Instead of the 7.6% initially estimated, the Portuguese economy contracted by 8.4%, Statistics Portugal (INE) revealed this Thursday.
The Portuguese economy contracted more than expected in 2020. The country’s GDP fell by 8.4%, instead of the 7.6% previously forecast by Statistics Portugal (INE). This is a difference of eight decimals that has repercussions on the public debt ratio, which rose to 135.2% of GDP.
“These results present the final version of 2019 and the provisional version of 2020 of the National accounts, and reflect an upward revision of the GDP in 2019, of 0.2% in value and volume, and a downward revision in 2020, of -1.3% in value and -0.8% in volume,” INE explained in a statement made public this Thursday.
“The 2020 revision was mainly determined by the more significant contraction of accommodation and catering and transport and storage activities,” It added.

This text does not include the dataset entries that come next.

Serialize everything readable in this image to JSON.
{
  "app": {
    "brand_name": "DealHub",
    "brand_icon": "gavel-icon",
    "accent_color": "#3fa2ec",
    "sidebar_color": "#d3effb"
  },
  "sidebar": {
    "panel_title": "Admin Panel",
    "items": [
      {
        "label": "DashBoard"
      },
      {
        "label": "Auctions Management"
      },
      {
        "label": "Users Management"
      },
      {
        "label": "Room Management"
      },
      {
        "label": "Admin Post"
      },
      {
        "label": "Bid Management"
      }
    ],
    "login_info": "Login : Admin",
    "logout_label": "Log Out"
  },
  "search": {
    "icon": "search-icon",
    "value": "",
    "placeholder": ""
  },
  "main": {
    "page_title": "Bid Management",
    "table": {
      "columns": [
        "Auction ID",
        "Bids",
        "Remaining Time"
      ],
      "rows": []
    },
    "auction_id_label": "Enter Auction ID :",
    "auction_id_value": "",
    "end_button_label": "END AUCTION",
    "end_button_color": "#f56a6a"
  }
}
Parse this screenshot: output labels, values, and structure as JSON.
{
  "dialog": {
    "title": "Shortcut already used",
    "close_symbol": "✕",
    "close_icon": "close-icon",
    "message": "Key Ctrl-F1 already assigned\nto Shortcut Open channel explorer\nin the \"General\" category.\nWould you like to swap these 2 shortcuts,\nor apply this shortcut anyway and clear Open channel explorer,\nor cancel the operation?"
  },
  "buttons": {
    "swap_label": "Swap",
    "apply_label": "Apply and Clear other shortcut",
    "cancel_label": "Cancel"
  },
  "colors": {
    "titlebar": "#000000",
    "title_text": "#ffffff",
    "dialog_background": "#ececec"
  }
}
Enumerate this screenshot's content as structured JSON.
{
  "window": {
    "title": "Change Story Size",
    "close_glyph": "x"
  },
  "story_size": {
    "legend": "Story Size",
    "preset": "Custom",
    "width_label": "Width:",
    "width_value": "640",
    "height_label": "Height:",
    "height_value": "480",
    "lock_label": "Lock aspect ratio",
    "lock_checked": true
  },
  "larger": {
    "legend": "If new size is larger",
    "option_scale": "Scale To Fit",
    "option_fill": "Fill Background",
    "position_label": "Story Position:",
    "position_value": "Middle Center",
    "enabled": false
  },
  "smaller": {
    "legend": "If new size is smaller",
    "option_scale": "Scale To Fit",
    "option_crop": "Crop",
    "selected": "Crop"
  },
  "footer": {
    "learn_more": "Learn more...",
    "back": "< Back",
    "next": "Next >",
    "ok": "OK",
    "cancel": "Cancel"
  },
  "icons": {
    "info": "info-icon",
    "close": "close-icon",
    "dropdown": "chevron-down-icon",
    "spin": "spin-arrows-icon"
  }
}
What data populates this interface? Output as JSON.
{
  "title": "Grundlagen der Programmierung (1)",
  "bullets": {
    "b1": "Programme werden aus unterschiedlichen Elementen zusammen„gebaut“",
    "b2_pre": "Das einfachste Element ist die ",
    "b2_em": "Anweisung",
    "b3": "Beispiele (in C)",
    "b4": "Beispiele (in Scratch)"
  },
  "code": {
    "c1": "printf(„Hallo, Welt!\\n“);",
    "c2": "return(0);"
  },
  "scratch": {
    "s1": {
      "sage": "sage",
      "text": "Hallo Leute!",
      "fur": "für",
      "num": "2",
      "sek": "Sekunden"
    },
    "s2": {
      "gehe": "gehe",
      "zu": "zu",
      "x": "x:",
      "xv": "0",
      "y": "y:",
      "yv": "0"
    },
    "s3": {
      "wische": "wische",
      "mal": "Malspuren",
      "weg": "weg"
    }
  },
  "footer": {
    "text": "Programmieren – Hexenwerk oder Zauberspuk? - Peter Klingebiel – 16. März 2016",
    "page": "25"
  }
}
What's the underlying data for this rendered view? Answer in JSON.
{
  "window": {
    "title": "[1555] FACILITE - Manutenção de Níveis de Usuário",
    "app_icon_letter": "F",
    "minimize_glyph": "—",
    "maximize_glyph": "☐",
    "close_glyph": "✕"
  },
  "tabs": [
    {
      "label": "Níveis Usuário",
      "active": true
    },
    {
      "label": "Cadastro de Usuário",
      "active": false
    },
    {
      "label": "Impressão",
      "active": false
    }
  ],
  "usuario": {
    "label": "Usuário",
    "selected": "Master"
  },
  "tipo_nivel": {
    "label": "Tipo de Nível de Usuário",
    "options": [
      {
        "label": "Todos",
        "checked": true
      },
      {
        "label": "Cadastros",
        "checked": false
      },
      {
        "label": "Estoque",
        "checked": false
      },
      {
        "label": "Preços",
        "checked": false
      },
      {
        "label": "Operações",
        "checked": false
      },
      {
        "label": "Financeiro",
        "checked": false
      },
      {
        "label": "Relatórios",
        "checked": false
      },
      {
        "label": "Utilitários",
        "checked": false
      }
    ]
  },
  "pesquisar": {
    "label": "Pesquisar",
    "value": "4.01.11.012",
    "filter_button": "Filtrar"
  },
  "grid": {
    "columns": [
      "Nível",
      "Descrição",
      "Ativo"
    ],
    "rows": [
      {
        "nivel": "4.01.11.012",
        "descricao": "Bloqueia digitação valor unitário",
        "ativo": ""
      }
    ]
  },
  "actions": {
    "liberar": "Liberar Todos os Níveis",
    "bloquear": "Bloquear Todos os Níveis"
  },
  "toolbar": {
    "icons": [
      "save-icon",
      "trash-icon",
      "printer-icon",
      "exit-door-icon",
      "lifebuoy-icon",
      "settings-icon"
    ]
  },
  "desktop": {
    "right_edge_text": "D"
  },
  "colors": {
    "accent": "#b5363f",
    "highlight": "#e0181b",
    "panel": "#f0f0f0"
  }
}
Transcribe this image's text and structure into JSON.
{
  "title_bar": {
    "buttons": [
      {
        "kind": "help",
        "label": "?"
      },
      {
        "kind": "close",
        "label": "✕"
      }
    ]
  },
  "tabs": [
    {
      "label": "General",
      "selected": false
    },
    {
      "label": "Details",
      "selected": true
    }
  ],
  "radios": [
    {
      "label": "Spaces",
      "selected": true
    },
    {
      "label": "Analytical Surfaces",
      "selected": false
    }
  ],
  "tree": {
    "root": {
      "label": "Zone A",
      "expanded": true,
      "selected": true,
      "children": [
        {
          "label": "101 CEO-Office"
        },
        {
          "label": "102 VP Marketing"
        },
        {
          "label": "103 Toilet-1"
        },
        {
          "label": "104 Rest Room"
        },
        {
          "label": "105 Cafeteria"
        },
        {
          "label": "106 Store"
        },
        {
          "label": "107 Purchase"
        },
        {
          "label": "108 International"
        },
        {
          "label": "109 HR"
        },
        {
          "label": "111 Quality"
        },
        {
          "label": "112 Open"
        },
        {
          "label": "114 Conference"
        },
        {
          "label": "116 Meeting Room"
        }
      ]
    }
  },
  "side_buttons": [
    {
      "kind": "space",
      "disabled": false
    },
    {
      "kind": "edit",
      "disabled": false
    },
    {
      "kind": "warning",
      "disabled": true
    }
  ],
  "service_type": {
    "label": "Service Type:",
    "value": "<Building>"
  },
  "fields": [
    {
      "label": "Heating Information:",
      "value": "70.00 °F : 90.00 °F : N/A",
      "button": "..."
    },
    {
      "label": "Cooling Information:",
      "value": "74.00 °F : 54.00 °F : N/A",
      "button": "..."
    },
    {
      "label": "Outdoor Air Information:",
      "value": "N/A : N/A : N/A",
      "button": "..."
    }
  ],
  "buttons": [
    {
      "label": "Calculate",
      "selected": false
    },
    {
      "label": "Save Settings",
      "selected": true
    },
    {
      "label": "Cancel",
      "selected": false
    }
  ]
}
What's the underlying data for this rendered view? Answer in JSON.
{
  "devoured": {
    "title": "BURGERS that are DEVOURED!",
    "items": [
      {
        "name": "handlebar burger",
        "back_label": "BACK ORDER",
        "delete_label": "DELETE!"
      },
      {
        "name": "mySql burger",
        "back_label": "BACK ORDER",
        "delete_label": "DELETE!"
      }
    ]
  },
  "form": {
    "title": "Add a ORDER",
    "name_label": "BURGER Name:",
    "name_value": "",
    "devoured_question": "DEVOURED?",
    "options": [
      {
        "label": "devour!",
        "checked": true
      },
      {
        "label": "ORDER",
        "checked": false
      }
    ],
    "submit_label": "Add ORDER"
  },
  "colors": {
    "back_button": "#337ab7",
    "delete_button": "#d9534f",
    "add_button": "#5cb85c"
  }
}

The country’s statistics office also updated the public accounts data as a result of this upward revision of the GDP decline. INE now estimates that the budget deficit was 5.8%, one-tenth more than previously forecast. The greater fall in the economy has a more significant impact on the public debt ratio, which rises from 133.6% of GDP to 135.2% in 2020.
Thus, for both GDP and public debt, this means that the government has a long road ahead to return to pre-pandemic levels. These revisions could also impact the macroeconomic scenario of the State Budget for 2022 (OE 2022).
It should also be noted that GDP growth in 2019 has been revised upwards by two tenths to 2.7%.